Montag Büro, Dienstag Termine, Mittwoch sowieso keine Zeit – und plötzlich ist schon wieder Freitag. Der gute Vorsatz, unter der Woche regelmäßig Sport zu machen, bleibt bei vielen irgendwo zwischen Arbeit, Familie und Freizeit liegen. Aber lässt sich das verpasste Training einfach am Wochenende nachholen?
Die Weltgesundheitsorganisation WHO empfiehlt Erwachsenen 150 bis 300 Minuten Bewegung mit mittlerer Intensität pro Woche. Alternativ sind 75 bis 150 Minuten mit hoher Intensität oder eine entsprechende Mischung möglich. Zusätzlich werden an mindestens zwei Tagen pro Woche Übungen zur Muskelkräftigung empfohlen.
Doch muss dieses Pensum wirklich schön gleichmäßig über die Woche verteilt werden? Genau das untersuchte ein Forschungsteam – mit einem für Wochenend-Sportler erfreulichen Ergebnis.
Für eine 2022 in "JAMA Internal Medicine" veröffentlichte Studie wurden die Daten von 350.978 Erwachsenen in den USA ausgewertet. Ihre Angaben zur Freizeitbewegung stammten aus Gesundheitsbefragungen zwischen 1997 und 2013. Anschließend wurden die Daten mit Sterberegistern abgeglichen. Die mittlere Nachbeobachtungszeit betrug 10,4 Jahre.
Die Forscher unterschieden unter anderem zwischen Menschen, die ausreichend aktiv waren und ihr Training auf ein bis zwei Einheiten pro Woche konzentrierten – den sogenannten "Weekend Warriors" – und jenen, die an mindestens drei Tagen trainierten.
Das spannende Ergebnis: Bei vergleichbarem gesamten Bewegungspensum fanden die Forscher keinen signifikanten Unterschied bei der Gesamtsterblichkeit sowie der Sterblichkeit durch Herz-Kreislauf-Erkrankungen und Krebs zwischen den beiden aktiven Gruppen.
Wer von Montag bis Freitag partout kein Trainingsfenster findet, muss deshalb nicht gleich das Handtuch werfen.

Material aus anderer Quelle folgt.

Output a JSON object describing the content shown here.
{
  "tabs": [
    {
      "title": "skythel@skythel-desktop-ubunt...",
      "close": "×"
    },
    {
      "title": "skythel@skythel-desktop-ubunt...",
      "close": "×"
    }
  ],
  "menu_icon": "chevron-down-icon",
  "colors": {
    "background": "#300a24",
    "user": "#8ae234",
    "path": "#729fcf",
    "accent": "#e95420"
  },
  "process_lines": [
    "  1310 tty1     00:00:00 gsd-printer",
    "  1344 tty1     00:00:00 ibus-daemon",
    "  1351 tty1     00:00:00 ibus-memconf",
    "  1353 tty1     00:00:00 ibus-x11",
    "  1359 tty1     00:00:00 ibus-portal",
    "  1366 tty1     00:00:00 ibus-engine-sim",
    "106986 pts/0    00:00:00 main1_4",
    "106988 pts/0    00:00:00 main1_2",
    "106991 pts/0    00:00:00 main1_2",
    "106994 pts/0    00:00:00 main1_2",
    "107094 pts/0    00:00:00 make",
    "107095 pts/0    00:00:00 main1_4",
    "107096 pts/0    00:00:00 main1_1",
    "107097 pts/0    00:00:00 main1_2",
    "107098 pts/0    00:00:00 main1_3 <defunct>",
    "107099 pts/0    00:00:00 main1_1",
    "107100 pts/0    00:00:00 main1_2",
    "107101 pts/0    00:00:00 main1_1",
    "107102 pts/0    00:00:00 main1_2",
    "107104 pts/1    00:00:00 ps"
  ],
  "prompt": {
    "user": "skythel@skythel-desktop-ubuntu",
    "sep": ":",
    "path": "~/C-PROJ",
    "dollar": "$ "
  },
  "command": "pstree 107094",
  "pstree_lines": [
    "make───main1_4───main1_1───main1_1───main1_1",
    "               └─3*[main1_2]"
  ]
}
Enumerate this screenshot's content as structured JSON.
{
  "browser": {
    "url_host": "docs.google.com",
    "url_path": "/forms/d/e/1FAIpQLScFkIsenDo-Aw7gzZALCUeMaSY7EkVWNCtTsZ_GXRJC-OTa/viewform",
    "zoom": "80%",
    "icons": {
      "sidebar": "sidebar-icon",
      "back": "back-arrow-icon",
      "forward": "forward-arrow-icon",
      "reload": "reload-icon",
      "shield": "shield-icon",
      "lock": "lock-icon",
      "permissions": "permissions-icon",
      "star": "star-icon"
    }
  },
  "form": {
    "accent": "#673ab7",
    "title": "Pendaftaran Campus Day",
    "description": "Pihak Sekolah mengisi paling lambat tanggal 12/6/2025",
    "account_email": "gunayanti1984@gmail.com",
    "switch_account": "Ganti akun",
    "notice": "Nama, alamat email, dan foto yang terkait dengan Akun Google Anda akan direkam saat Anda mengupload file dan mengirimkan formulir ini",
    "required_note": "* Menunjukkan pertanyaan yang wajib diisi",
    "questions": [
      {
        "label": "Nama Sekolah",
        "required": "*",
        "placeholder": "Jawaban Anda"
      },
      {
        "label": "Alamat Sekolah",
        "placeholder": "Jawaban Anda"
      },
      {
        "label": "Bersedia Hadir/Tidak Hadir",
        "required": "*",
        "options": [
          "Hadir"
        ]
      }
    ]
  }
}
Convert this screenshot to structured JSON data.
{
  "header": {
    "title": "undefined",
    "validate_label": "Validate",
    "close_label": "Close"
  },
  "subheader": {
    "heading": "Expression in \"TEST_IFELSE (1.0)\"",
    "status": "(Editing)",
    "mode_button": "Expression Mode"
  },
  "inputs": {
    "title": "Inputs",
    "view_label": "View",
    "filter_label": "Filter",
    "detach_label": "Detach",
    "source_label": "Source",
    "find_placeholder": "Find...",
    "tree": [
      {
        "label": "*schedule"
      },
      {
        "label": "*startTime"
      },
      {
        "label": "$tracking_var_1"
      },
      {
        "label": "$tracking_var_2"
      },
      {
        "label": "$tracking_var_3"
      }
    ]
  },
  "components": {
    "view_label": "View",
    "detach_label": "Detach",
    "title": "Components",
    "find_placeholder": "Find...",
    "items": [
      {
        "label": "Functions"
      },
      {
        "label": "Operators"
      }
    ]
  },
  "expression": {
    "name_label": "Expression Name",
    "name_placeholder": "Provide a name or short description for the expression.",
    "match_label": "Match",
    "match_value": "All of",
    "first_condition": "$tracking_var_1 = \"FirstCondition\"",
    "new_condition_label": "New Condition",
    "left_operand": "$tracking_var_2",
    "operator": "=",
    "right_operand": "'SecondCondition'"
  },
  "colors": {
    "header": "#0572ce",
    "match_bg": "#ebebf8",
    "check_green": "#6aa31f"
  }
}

Das empfohlene Wochenpensum an ein oder zwei Tagen zu schaffen, kann eine sinnvolle Alternative sein.
Auch eine weitere Untersuchung mit knapp 90.000 Menschen liefert Hinweise in diese Richtung. Personen, die den Großteil ihrer Bewegung auf ein bis zwei Tage konzentrierten, hatten ähnlich niedrigere Risiken für verschiedene Herz-Kreislauf-Erkrankungen wie regelmäßig über die Woche aktive Teilnehmer.
Ein Freibrief fürs fünftägige Dauersitzen ist das allerdings nicht: Die WHO rät grundsätzlich dazu, langes Sitzen zu begrenzen. Zudem zählt nicht nur das schweißtreibende Workout: Auch Gehen, Radfahren oder körperliche Aktivität bei der Arbeit und im Haushalt gehören zur täglichen Bewegung.
Wer die ganze Woche kaum aktiv war, sollte am Samstag außerdem nicht versuchen, sämtliche versäumten Workouts mit einem Gewaltprogramm nachzuholen. Gerade Einsteiger sollten mit kleineren Einheiten beginnen und Umfang sowie Intensität schrittweise steigern.